Sears Island, Searsport, Maine, is one such site. It is likely, if decisions made today do not value this undefiled and unique location, that in the near future, it will be covered in multiple deep sea ports, noisy industrial machinery and petroleum storage tanks, that store not only petroleum, but other “hazmat” materials. The staging grounds proposed today to assemble offshore windmills will be long gone, after just one overdue hurricane smashes those windmills to smithereens. Once DOT gets its industrial foothold on Sears Island, it will become like a slow-moving blob that consumes the city. To “do nothing” is a decision, and it can greatly affect the fate of Sears Island.

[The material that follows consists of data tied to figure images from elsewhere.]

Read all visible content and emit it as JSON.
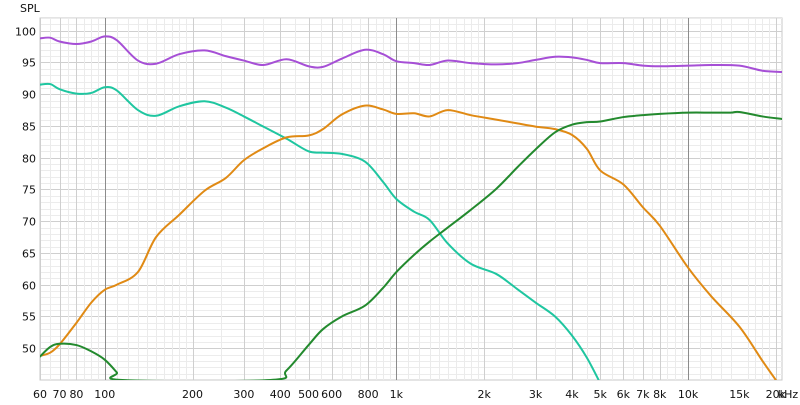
{
  "chart_data": {
    "type": "line",
    "title": "",
    "ylabel": "SPL",
    "xunit_label": "kHz",
    "xscale": "log",
    "xlim": [
      60,
      21000
    ],
    "ylim": [
      45,
      102
    ],
    "grid": true,
    "legend": "none",
    "x_tick_labels": [
      {
        "x": 60,
        "label": "60"
      },
      {
        "x": 70,
        "label": "70"
      },
      {
        "x": 80,
        "label": "80"
      },
      {
        "x": 100,
        "label": "100"
      },
      {
        "x": 200,
        "label": "200"
      },
      {
        "x": 300,
        "label": "300"
      },
      {
        "x": 400,
        "label": "400"
      },
      {
        "x": 500,
        "label": "500"
      },
      {
        "x": 600,
        "label": "600"
      },
      {
        "x": 800,
        "label": "800"
      },
      {
        "x": 1000,
        "label": "1k"
      },
      {
        "x": 2000,
        "label": "2k"
      },
      {
        "x": 3000,
        "label": "3k"
      },
      {
        "x": 4000,
        "label": "4k"
      },
      {
        "x": 5000,
        "label": "5k"
      },
      {
        "x": 6000,
        "label": "6k"
      },
      {
        "x": 7000,
        "label": "7k"
      },
      {
        "x": 8000,
        "label": "8k"
      },
      {
        "x": 10000,
        "label": "10k"
      },
      {
        "x": 15000,
        "label": "15k"
      },
      {
        "x": 20000,
        "label": "20k"
      }
    ],
    "y_ticks": [
      50,
      55,
      60,
      65,
      70,
      75,
      80,
      85,
      90,
      95,
      100
    ],
    "series": [
      {
        "color": "#a64fd6",
        "x": [
          60,
          65,
          70,
          80,
          90,
          100,
          110,
          130,
          150,
          180,
          220,
          260,
          300,
          350,
          420,
          500,
          560,
          650,
          780,
          900,
          1000,
          1150,
          1300,
          1500,
          1800,
          2200,
          2600,
          3000,
          3500,
          4000,
          4500,
          5000,
          6000,
          7000,
          8000,
          10000,
          12000,
          15000,
          18000,
          21000
        ],
        "y": [
          98.8,
          98.9,
          98.3,
          97.9,
          98.3,
          99.1,
          98.5,
          95.3,
          94.8,
          96.3,
          96.9,
          96.0,
          95.3,
          94.6,
          95.5,
          94.4,
          94.3,
          95.6,
          97.0,
          96.3,
          95.2,
          94.9,
          94.6,
          95.3,
          94.9,
          94.7,
          94.9,
          95.4,
          95.9,
          95.8,
          95.4,
          94.9,
          94.9,
          94.5,
          94.4,
          94.5,
          94.6,
          94.5,
          93.7,
          93.5
        ]
      },
      {
        "color": "#1fc6a0",
        "x": [
          60,
          65,
          70,
          80,
          90,
          100,
          110,
          130,
          150,
          180,
          220,
          260,
          300,
          350,
          420,
          500,
          560,
          650,
          780,
          900,
          1000,
          1150,
          1300,
          1500,
          1800,
          2200,
          2600,
          3000,
          3500,
          4000,
          4500,
          5000
        ],
        "y": [
          91.5,
          91.6,
          90.8,
          90.1,
          90.2,
          91.1,
          90.6,
          87.5,
          86.6,
          88.1,
          88.9,
          87.9,
          86.5,
          84.9,
          83.0,
          81.0,
          80.8,
          80.6,
          79.4,
          76.2,
          73.5,
          71.5,
          70.2,
          66.5,
          63.3,
          61.7,
          59.3,
          57.2,
          55.0,
          52.0,
          48.5,
          44.5
        ]
      },
      {
        "color": "#e08a14",
        "x": [
          60,
          65,
          70,
          80,
          90,
          100,
          110,
          130,
          150,
          180,
          220,
          260,
          300,
          350,
          420,
          500,
          560,
          650,
          780,
          900,
          1000,
          1150,
          1300,
          1500,
          1800,
          2200,
          2600,
          3000,
          3500,
          4000,
          4500,
          5000,
          6000,
          7000,
          8000,
          10000,
          12000,
          15000,
          18000,
          20000
        ],
        "y": [
          48.8,
          49.3,
          50.6,
          54.0,
          57.2,
          59.2,
          60.0,
          62.0,
          67.5,
          71.0,
          74.8,
          76.8,
          79.6,
          81.5,
          83.2,
          83.5,
          84.5,
          86.8,
          88.2,
          87.6,
          86.9,
          87.0,
          86.5,
          87.5,
          86.7,
          86.0,
          85.4,
          84.9,
          84.5,
          83.6,
          81.4,
          78.0,
          75.8,
          72.2,
          69.3,
          62.7,
          58.2,
          53.4,
          48.0,
          45.0
        ]
      },
      {
        "color": "#238a2e",
        "x": [
          60,
          65,
          70,
          80,
          90,
          100,
          110,
          115,
          370,
          420,
          500,
          560,
          650,
          780,
          900,
          1000,
          1150,
          1300,
          1500,
          1800,
          2200,
          2600,
          3000,
          3500,
          4000,
          4500,
          5000,
          6000,
          7000,
          8000,
          10000,
          12000,
          14000,
          15000,
          18000,
          21000
        ],
        "y": [
          48.7,
          50.2,
          50.7,
          50.5,
          49.5,
          48.2,
          46.2,
          45.0,
          45.0,
          46.5,
          50.5,
          53.0,
          55.0,
          56.7,
          59.5,
          62.0,
          64.7,
          66.8,
          69.0,
          71.8,
          75.1,
          78.5,
          81.3,
          84.0,
          85.2,
          85.6,
          85.7,
          86.4,
          86.7,
          86.9,
          87.1,
          87.1,
          87.1,
          87.2,
          86.5,
          86.1
        ]
      }
    ]
  }
}
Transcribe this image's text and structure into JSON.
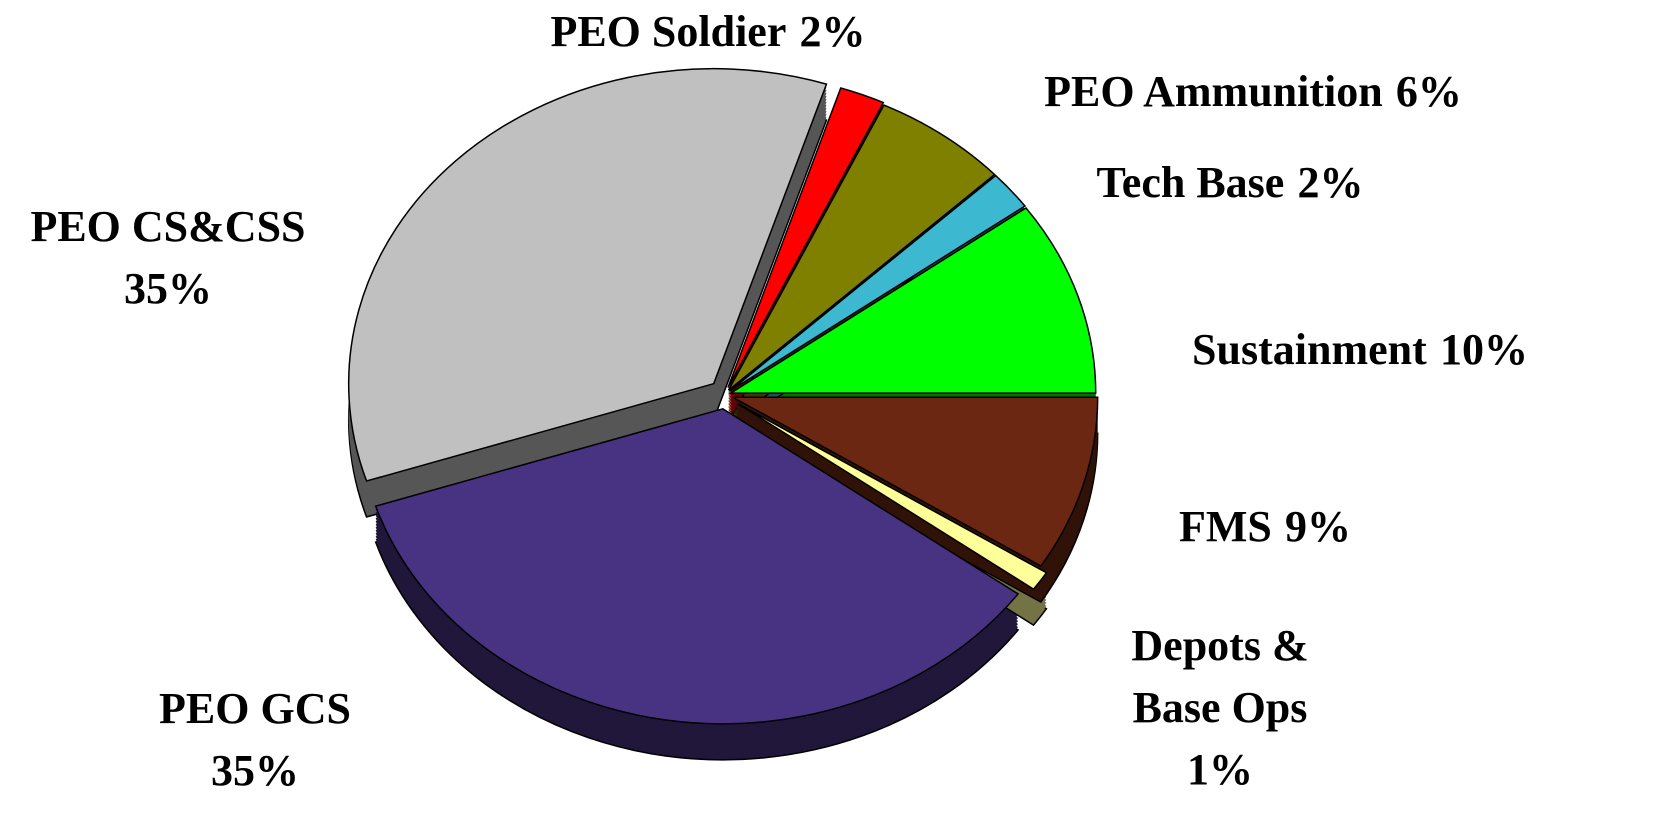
{
  "chart_data": {
    "type": "pie",
    "categories": [
      "Sustainment",
      "Tech Base",
      "PEO Ammunition",
      "PEO Soldier",
      "PEO CS&CSS",
      "PEO GCS",
      "Depots & Base Ops",
      "FMS"
    ],
    "values": [
      10,
      2,
      6,
      2,
      35,
      35,
      1,
      9
    ],
    "value_labels": [
      "10%",
      "2%",
      "6%",
      "2%",
      "35%",
      "35%",
      "1%",
      "9%"
    ],
    "colors": [
      "#00ff00",
      "#3cb8d0",
      "#808000",
      "#ff0000",
      "#c0c0c0",
      "#483382",
      "#ffff99",
      "#6b2712"
    ]
  }
}
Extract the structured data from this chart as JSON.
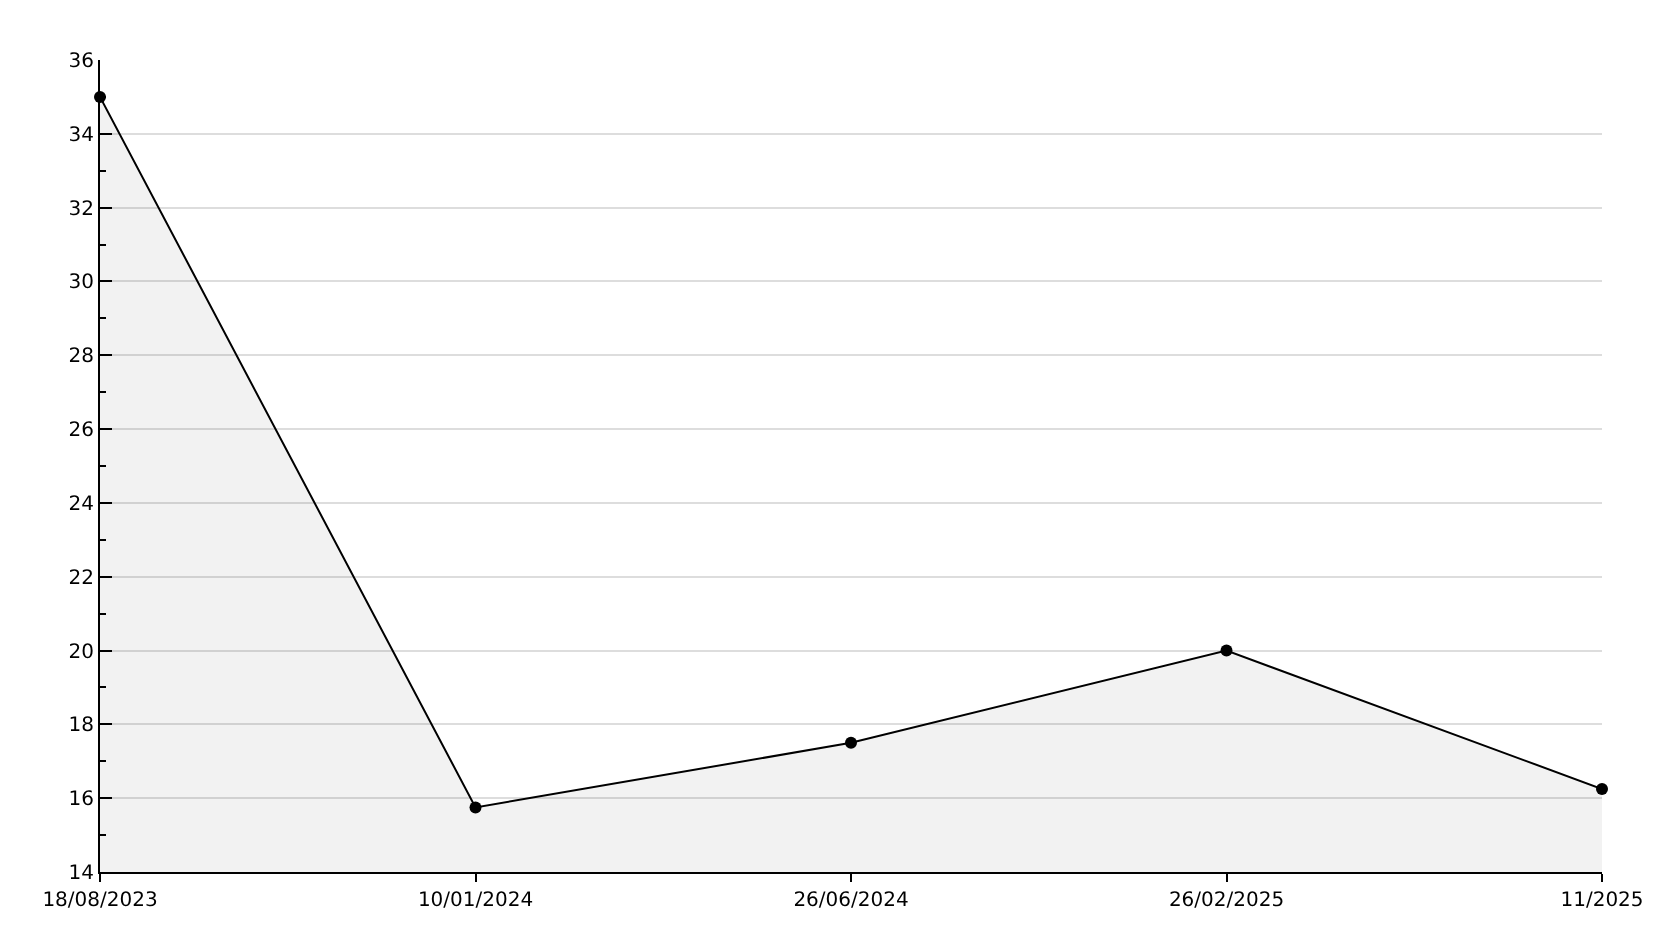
{
  "chart_data": {
    "type": "area",
    "categories": [
      "18/08/2023",
      "10/01/2024",
      "26/06/2024",
      "26/02/2025",
      "11/2025"
    ],
    "series": [
      {
        "color": "#000000",
        "values": [
          35,
          15.75,
          17.5,
          20,
          16.25
        ]
      }
    ],
    "ylim": [
      14,
      36
    ],
    "yticks": [
      14,
      16,
      18,
      20,
      22,
      24,
      26,
      28,
      30,
      32,
      34,
      36
    ],
    "grid": "y",
    "marker": "circle",
    "line_style": "solid"
  }
}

There is a reason why some of the largest insurance companies in the nation, such as State Farm and USAA, will not provide homeowners along the coast of Maine hurricane insurance. They pay highly educated analysts millions of dollars to do risk assessments for this type of cataclysmic event. It will be our great-grandchildren that will get stuck holding the bag for our mistakes, as many of these projects are  subsidized by the government.

Let us honor the reverence the Wabanaki also have for this island. They inhabited this island for hundreds of years, and it is also very likely a hallowed burial ground.